De Otar Iosseliani (France, Géorgie)
Avec Rufus (concierge), Amiran Amiranashvili (anthropologue), Mathias Jung (préfet), Enrico Ghezzi (baron), Altinaï Petrovitch-Njegosh, Pierre Étaix, Tony Gatlif, Mathieu Amalric...
Le titre qui fait référence à une chanson géorgienne "c'est l'hiver, ça va mal, les fleurs sont fanées, mais rien ne nous empêchera de chanter" est censé donner le ton et la tonalité: mélancolie et légèreté.
Et de fait ce film juxtapose allègrement les époques et les lieux en jouant avec la temporalité :un vicomte guillotiné la pipe au bec...au temps de la Terreur, c'est la scène d'ouverture; puis sans transition nous voici sur un "champ de bataille" en Géorgie où les "soldats" sont d'affreux pillards; et nous vivrons le quotidien d'une "faune" pittoresque dans un arrondissement parisien d'aujourd'hui.
Le réalisateur a opté pour une structure binaire et une forme "chorégraphiée".
Voici deux amis (le concierge et l'anthropologue), deux patineuses à roulettes cleptomanes; deux instrumentistes (violoniste et violoncelliste); un mur et son au-delà (quand s'ouvre la porte du rêve), les sans papiers et les migrants opposés aux représentants de l'ordre qui les répriment (au rouleau compresseur); potentat local (le baron) dégoulinant de lucre, de luxure et prostituée exploitée; livres troqués contre des armes; réversibilité de la mort et de la vie (tête guillotinée "récupérée" par l'anthropologue; bague volée sur le corps d'une défunte offerte comme gage amoureux).
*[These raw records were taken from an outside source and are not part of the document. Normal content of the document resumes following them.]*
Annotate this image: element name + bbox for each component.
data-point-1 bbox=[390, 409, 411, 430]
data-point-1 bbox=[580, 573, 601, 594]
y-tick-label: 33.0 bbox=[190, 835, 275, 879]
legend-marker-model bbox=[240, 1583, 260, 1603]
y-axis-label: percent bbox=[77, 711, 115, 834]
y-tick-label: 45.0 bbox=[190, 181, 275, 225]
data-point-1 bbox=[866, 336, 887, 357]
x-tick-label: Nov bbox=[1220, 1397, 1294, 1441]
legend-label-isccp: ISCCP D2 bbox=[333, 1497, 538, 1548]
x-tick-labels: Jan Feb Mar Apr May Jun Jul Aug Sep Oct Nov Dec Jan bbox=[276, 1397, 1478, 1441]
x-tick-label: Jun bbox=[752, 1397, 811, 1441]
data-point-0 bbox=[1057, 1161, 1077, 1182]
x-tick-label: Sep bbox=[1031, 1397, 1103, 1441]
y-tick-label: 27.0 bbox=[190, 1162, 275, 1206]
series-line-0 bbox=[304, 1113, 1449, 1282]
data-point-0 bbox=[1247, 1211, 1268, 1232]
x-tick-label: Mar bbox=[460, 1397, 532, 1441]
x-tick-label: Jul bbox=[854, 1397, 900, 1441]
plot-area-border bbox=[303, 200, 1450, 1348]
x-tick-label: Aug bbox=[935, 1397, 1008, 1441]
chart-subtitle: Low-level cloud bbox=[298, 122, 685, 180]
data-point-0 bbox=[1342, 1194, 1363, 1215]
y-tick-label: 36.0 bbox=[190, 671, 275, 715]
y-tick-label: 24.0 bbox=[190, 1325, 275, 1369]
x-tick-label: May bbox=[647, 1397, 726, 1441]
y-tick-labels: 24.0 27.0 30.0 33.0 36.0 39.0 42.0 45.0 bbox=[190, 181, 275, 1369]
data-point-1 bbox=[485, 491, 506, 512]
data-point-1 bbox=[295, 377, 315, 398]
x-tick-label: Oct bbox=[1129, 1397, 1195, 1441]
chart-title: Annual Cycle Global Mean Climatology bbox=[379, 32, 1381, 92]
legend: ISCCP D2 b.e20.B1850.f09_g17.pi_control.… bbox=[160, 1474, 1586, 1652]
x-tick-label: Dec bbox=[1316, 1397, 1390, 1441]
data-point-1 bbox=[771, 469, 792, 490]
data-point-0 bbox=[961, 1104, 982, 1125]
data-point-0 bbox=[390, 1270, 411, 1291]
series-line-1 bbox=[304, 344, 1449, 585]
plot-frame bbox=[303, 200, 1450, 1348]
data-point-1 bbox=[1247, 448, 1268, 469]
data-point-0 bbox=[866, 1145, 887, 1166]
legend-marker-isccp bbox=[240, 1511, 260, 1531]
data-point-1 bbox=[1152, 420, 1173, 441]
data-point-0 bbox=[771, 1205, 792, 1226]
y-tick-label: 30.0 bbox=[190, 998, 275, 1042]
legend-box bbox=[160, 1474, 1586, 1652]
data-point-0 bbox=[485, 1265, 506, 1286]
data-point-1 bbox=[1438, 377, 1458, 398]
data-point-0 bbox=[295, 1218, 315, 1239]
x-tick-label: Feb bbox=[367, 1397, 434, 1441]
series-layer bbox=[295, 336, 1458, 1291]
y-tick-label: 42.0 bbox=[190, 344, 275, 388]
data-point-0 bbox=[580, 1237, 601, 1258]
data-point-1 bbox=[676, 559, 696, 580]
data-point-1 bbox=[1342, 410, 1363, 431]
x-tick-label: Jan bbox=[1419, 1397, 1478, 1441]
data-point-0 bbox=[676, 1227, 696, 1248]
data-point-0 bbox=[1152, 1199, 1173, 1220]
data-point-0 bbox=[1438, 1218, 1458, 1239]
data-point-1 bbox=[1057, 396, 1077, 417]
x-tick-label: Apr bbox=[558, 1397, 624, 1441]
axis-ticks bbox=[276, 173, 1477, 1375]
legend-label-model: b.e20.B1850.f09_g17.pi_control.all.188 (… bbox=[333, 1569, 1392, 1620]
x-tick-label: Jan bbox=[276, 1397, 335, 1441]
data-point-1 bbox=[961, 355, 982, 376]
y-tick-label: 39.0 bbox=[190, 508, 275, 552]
La chorégraphie? Celle bien rythmée des patineuses qui dans les rues et sur les trottoirs parisiens détroussent les passants, et sont relayées par des complices collecteurs des larcins...(ballet satirique de notre société??? ); celle de rituels qui obéissent à une liturgie même si celle-ci est "déviée" : le baptême dans l'eau où l'officiant n'est autre qu'un gradé/aumônier tatoué -l'ex-vicomte du début; la "théorie" des chiens empruntant les passages cloutés; etc. etc.
On sourit aux facéties sans s'esclaffer, on est surpris par les audacieux raccords de ce cinéaste octogénaire. Mais le "coq-à-l'âne loufoque"'revendiqué, érigé en valeur suprême, tout autant d'ailleurs que les "ficelles" de la narration (presque tous les personnages de la "chronique parisienne" habitent le même immeuble...) finissent par lasser...
Resterait la vision -genre conte féérique- du jardin édénique....
Jardin dont la sérénité est bien vite perturbée par la sonnerie intempestive d'un téléphone portable!!